The general idea behind bypassing is to complete a processor reference as quickly as possible and let the processor go rather than to wait for the array to finish doing its thing. Since writes are difficult to handle (and are not that frequent anyway) it was decided to not be very clever about bypassing writes.

The computation for bypassing can be conveniently broken down in two parts. The first is to figure out if the VAdrs from the processor corresponds to the quad being processed. The second is to figure out if the word requested can be delivered at this instant. For the reference that causes a miss, the first part of the computation is unnecessary since the answer is yes, but the second part is necessary. For references that immediately follow the missing reference we must do both calculations. Now its possible to do the first part of the calculation (quad matching) using the array itself if we agree to write the CAM entry at the same time the first word is being written. If we do this, and we provide an extra vertical array match VictimMatch which is derived by anding VMatch with Victim for each line and then wire ORing it to VictimMatch. VictimMatch simply tells us whether the match done in this cycle hit the entry that we're writing into. The problem with this is that it forces us to clear VPValid when abort happens (the plan earlier was to write the CAM along with the very last word of the ReadQuad, in which case a restart wasn't necessary).

There was an alternative proposal for doing the first part of the computation, and this was to have the IFU tell us whether the current VAdrs is the previous VAdrs+1. This proposal wasn't exactly a hit with the IFU crew. They also pointed out a problem with this plan—none of the other processors that we might plan to attatch to the cache is likely to generate such a wire, and building a piece of discrete hardware to do this function would be a pain. Soooo, I've decided to bite the bullet and put the damn thing in.

Protection Checking

Per page protection is implemented by SC. SC keeps three bits per entry:

KWED = KernelWriteEnable'Dirty
UWED = UserWriteEnable'Dirty
URE = UserReadEnable

If the cache is to implement user read and write protection then three bits is a minimum. Two bits (one for user read, one for user write) are not enough because SC needs to signal when a page is first written into after it has been brought into memory. Since we need at least three bits, we encode them so as to get the most checking.
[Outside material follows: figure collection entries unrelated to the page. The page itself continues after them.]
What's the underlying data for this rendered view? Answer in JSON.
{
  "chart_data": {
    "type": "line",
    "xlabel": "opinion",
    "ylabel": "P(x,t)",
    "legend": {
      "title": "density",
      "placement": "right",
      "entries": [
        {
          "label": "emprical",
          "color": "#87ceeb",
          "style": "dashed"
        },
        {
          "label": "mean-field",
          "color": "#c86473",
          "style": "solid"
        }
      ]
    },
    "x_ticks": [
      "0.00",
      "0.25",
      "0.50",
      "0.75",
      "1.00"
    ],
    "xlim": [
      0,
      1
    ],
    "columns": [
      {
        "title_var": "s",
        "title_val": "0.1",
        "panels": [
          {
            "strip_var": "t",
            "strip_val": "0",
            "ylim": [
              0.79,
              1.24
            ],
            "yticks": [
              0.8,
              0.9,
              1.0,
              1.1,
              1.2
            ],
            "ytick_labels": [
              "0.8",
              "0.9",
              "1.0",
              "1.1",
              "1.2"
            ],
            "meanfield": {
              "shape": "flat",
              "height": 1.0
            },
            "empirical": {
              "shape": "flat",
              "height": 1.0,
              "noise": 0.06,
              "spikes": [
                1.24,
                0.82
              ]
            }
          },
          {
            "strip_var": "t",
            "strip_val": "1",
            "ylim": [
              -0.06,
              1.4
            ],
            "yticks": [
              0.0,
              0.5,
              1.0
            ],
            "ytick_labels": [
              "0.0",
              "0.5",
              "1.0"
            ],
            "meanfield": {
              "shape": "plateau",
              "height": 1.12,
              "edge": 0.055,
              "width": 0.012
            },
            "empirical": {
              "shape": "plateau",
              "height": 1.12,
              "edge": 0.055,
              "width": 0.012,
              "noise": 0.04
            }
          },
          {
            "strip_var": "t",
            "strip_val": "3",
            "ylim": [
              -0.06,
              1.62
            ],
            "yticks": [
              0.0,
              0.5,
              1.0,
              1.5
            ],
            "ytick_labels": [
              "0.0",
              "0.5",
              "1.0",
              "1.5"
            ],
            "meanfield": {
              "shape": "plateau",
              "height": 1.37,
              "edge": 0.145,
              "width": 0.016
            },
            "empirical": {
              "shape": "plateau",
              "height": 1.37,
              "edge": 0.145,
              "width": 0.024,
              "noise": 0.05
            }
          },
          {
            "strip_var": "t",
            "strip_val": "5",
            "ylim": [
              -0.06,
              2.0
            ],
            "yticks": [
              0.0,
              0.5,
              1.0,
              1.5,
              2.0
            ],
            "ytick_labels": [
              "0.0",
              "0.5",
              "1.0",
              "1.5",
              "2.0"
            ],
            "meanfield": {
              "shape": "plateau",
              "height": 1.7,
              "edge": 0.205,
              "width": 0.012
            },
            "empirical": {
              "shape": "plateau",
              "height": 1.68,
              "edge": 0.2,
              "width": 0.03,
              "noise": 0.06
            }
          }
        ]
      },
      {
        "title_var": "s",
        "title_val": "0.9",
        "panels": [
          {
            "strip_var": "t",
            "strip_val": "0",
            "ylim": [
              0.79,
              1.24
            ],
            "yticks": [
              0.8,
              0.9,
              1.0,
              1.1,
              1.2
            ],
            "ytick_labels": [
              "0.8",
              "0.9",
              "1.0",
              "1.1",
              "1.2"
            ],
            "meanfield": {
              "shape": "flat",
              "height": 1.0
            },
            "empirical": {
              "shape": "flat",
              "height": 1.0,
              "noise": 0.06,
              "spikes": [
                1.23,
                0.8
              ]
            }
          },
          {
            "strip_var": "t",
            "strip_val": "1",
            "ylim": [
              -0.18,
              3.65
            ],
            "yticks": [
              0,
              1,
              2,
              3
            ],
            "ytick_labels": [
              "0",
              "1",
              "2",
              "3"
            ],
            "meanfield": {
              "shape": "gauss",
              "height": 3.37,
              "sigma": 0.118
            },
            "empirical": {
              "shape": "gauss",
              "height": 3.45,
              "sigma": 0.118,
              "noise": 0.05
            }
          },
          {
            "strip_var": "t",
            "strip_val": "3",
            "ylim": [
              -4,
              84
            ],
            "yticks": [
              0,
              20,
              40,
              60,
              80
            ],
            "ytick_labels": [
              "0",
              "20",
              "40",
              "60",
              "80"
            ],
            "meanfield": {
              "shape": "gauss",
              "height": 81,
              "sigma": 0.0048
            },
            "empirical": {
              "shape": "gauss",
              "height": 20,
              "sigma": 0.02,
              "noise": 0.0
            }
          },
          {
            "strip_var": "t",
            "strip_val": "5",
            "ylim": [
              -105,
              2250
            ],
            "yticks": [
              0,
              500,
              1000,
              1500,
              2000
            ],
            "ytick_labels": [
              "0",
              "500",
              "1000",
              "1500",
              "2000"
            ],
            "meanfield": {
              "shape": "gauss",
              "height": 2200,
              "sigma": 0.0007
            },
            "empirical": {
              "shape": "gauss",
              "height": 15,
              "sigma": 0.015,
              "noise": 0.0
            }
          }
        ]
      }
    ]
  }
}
The three bits are kept in the VCam and are matched along with the virtual address. The state of the bit lines for the various PBus operations is as follows:

Mode R/W KWED UWED URE
Kernel Read always match always match always match
Kernal Write match only if 1 always match always match
User Read always match always match match only if 1
User Write always match match only if 1 always match

There is a single match line that connects the virtual address cells and the protection bit cells. This means that a mismatch could happen either because the entry is missing or because there has been a protection violation. These cases are discriminated when the RP and protection bits are read out following partial virtual match.

Unresolved Issues

1. Should SC's have address filters on the low bits of virtual address to permit SC's to be put in parallel? A simple way to implement this would be to put the filter between the PBus pads and the array, and have the cache see a NoOp when there is no match.

5. Should we add counters to the cache to record significant numbers? The counters would be accessable via the Fast IO space just like the TRIT registers for flush and launder.

6. A good way to reduce the number of first writes from SC is to include the master bit in victim selection. This will tend to keep an entry that's been written into in the cache for somewhat longer, and thereby amortize the cost of the first write. However, you need to be careful how this is implemented since it could easily backfire if it tends to keep non-frequently referenced entries in the cache.